Дождь обливал поднятый верх фиакра, лошадь цокала по мостовой, женщины поднимали юбки, скользя по лужам; зонтики, зонтики, огни, звуки «Марты» из какого-то трактира; цветной жилет, цилиндр, бородка — сомнительный субъект предлагает недозволенные увеселения… Но вот фиакр с площади свернул в широкую улицу. Обогнали дребезжавшую конку. Шатле. Здесь в прошлом году Колонн дирижировал его Четвертой симфонией — с этого началась его заграничная слава. Надежда Филаретовна щедро заплатила Колонну. Чайковский скрывал, что Колонна пришлось купить…
Он решил остановиться в гостинице на улице Риволи. Ему было все равно, где остановиться. Он здесь не задержится на этот раз. Мог ли он думать, что очутится вдруг в Париже? Мог ли он вообще предполагать, что этот март, который он предполагал прожить в Неаполе, окажется таким беспокойным? 3-го, вечером, явился к нему князь Щербатов.
— Государь убит!
Они вместе бросились к великим князьям. Сергей Александрович сохранял спокойствие, но Павел Александрович лежал в нервическом припадке и поутру едва мог сесть в вагон — его ввели под руки. Чайковский несколько дней пробыл в большом беспокойстве. Итальянские газеты писали, что в России революция. Но вот пришло «Новое время». Злодеи были пойманы. Среди них была дочь генерала Перовского.

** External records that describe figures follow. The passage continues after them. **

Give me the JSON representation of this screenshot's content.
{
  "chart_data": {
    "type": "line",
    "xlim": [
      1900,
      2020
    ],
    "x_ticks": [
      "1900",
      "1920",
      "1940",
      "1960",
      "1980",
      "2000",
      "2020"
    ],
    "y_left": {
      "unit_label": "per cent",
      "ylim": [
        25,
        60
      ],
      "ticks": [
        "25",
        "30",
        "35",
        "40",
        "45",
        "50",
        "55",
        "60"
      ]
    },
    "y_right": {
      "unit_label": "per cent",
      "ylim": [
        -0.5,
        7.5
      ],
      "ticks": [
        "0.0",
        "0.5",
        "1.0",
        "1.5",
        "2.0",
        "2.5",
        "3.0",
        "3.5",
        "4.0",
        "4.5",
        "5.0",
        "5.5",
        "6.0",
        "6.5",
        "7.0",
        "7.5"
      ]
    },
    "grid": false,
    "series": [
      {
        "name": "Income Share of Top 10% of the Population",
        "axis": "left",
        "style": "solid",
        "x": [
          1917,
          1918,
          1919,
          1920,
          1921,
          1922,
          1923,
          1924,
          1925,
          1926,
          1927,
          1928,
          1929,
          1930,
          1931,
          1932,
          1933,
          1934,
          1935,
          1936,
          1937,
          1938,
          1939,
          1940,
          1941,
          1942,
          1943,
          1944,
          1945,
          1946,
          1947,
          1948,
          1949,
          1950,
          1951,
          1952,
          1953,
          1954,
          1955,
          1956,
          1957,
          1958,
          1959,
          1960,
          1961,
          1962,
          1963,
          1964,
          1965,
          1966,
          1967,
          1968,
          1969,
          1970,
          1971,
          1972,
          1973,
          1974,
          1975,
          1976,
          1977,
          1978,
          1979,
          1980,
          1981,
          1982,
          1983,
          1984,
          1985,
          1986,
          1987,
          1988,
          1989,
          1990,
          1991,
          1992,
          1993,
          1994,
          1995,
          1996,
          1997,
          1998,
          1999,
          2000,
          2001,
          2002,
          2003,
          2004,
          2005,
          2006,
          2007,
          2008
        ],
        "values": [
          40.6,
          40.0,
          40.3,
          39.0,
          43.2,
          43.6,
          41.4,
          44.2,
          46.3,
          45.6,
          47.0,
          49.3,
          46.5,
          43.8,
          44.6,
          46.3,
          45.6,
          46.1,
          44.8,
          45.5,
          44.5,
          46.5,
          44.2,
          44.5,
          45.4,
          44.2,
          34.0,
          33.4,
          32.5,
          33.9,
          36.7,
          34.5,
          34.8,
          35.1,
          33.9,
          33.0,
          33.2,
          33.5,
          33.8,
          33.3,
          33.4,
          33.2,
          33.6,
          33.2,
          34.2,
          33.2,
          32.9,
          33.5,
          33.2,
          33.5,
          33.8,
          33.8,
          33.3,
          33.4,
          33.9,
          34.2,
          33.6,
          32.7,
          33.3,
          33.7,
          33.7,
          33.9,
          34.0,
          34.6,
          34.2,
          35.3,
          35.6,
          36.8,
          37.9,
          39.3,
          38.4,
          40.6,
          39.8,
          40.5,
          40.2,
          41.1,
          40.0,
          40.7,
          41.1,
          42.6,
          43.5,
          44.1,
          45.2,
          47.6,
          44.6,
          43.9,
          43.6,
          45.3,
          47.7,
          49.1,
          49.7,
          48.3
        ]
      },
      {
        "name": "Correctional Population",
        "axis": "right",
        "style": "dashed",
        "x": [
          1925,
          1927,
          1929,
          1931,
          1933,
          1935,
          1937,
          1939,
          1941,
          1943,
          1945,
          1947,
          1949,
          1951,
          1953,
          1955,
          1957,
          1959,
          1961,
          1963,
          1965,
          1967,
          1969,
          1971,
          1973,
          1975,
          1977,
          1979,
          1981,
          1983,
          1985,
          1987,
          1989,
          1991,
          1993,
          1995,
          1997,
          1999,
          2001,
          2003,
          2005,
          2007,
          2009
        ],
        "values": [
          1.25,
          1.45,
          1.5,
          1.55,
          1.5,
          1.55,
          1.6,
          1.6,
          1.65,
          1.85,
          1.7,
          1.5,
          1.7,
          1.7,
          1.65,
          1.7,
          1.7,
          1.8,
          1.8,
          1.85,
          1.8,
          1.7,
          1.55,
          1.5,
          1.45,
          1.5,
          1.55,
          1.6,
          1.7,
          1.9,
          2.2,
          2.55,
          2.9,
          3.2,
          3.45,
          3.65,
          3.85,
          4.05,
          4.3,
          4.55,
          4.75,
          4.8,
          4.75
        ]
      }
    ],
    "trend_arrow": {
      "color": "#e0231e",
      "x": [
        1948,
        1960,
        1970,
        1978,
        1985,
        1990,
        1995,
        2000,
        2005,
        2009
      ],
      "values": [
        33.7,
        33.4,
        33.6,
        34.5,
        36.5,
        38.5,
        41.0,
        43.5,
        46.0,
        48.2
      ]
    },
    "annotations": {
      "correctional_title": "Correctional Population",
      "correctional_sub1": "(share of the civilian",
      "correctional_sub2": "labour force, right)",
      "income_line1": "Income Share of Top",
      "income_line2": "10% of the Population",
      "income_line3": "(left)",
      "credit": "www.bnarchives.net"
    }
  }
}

Чайковский, несмотря на это, все-таки успел съездить и в Сорренто, и на Капри. Это было восхитительно! В мире не было ничего прекраснее этой голубизны, этой весны, этой упоительной мягкости сладчайшего в мире места. Потом (они сидели с князем за безиком) пришла телеграмма от Юргенсона: «Рубинштейн выехал в Ниццу. Очень плох».